Mohamed Kader Meïté

Personal information
- Date of birth: 11 October 2007 (age 18)
- Place of birth: Créteil, France
- Height: 1.92 m (6 ft 4 in)
- Position: Forward

Team information
- Current team: Al Hilal
- Number: 75

Youth career
- 2013–2018: CA Paris 14
- 2018–2020: Paris Alesia FC
- 2020–2021: US Villejuif
- 2021–2022: Montrouge FC 92
- 2022–2024: Rennes

Senior career*
- Years: Team / Apps / (Gls)
- 2024: Rennes II / 11 / (4)
- 2024–2026: Rennes / 29 / (5)
- 2026–: Al Hilal / 10 / (2)

International career^{‡}
- 2023: France U16 / 2 / (0)
- 2023–2024: France U17 / 9 / (2)
- 2025: France U19 / 3 / (0)
- 2025: France U21 / 3 / (0)
- 2026–: Ivory Coast U23 / 1 / (0)

= Mohamed Kader Meïté =

Ivorian footballer (born 2007)

Mohamed Kader Meïté (born 11 October 2007) is a professional footballer who plays as a forward for Saudi Pro League club Al Hilal. Born in France, he is a youth international for the Ivory Coast.

==Career==
Meïté is a youth product of the French clubs CA Paris 14, Paris Alesia FC, US Villejuif, Montrouge FC 92 and Rennes. In 2024, he debuted with the Rennes reserves in the Championnat National 3. On 5 November 2024, he signed his first professional contract with Rennes until 2028. He made his senior and professional debut with Rennes as a substitute in a 2–0 Ligue 1 loss to Toulouse on 10 November 2024.

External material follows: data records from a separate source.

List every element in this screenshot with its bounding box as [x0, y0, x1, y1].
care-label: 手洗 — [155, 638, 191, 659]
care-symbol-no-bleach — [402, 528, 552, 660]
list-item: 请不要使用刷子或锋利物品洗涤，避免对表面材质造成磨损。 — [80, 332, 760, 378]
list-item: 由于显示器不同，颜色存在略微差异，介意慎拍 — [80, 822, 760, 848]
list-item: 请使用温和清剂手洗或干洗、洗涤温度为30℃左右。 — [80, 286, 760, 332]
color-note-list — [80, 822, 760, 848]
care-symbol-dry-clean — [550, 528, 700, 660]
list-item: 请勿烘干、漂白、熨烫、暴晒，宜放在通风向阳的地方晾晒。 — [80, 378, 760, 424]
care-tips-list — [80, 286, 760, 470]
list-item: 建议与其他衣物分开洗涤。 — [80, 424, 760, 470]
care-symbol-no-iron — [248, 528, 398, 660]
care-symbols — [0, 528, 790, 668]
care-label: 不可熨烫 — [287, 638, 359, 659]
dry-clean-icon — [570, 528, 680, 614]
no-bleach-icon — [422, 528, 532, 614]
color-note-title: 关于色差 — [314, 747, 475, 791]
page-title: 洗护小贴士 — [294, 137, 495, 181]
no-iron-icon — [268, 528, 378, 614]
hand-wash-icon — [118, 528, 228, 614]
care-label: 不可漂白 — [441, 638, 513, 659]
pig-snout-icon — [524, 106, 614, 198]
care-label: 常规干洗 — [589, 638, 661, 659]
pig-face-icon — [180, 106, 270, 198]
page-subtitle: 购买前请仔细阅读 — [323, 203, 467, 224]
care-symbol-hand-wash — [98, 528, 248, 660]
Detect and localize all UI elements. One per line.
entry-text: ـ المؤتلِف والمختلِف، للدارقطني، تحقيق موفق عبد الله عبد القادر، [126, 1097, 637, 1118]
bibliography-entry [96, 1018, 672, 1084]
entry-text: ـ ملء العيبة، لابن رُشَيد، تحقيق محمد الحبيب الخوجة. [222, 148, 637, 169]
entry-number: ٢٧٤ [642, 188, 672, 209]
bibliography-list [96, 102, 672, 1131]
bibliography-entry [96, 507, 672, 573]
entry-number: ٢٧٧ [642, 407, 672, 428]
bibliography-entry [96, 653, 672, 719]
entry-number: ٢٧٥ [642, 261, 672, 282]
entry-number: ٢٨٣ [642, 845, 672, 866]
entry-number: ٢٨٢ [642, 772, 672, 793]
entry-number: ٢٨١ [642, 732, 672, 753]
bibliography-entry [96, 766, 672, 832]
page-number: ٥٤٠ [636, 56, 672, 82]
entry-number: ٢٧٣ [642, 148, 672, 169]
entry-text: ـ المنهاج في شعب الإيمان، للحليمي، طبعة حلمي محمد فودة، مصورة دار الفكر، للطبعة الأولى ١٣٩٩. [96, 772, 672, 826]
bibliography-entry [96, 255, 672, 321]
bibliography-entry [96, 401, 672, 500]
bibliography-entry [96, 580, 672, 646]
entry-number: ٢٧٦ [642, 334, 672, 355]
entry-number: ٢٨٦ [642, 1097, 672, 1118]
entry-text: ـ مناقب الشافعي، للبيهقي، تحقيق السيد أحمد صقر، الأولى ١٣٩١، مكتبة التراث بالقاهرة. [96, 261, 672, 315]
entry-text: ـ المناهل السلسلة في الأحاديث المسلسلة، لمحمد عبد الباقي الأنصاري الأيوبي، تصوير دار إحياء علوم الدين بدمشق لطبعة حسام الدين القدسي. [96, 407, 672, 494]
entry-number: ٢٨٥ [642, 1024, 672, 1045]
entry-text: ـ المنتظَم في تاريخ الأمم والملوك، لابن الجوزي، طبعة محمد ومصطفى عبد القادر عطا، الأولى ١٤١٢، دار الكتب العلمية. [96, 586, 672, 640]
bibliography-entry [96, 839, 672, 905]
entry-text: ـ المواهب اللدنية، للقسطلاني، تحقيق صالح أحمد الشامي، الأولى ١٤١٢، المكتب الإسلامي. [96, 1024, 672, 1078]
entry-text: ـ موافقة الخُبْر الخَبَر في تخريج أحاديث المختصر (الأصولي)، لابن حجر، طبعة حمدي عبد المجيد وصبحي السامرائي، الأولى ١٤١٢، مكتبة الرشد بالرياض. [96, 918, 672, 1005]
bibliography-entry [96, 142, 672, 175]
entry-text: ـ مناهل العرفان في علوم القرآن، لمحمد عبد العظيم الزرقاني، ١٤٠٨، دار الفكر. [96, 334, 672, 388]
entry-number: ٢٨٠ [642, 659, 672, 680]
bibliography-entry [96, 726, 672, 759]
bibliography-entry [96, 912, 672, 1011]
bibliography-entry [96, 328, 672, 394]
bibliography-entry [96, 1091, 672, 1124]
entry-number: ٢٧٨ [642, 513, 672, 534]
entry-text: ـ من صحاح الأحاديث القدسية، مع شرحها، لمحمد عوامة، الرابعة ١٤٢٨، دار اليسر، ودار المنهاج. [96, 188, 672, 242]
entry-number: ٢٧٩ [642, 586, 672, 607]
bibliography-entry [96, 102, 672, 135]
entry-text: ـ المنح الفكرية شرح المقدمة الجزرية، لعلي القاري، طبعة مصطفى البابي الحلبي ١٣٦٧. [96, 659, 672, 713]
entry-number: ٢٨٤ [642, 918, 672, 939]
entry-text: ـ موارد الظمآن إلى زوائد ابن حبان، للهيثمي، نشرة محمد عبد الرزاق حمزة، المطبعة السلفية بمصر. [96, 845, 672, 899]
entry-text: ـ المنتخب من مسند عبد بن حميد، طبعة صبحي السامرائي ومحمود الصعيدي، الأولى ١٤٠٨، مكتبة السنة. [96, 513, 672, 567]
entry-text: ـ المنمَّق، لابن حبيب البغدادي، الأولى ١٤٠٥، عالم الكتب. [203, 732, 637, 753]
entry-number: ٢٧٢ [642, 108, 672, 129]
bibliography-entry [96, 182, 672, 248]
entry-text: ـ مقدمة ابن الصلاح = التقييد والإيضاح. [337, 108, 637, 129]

On 1 February 2026, Meïté signed a three-and-a-half-year contract with Al Hilal in Saudi Arabia.

==International career==
Born in France, Meïté is of Ivorian descent. He made the final squad for the France U17s at the 2024 UEFA European Under-17 Championship.

On 19 March 2026, it was announced that Meïté had chosen to represent Ivory Coast internationally. He was called up to the Ivory Coast U23s for a set of friendlies in March 2026.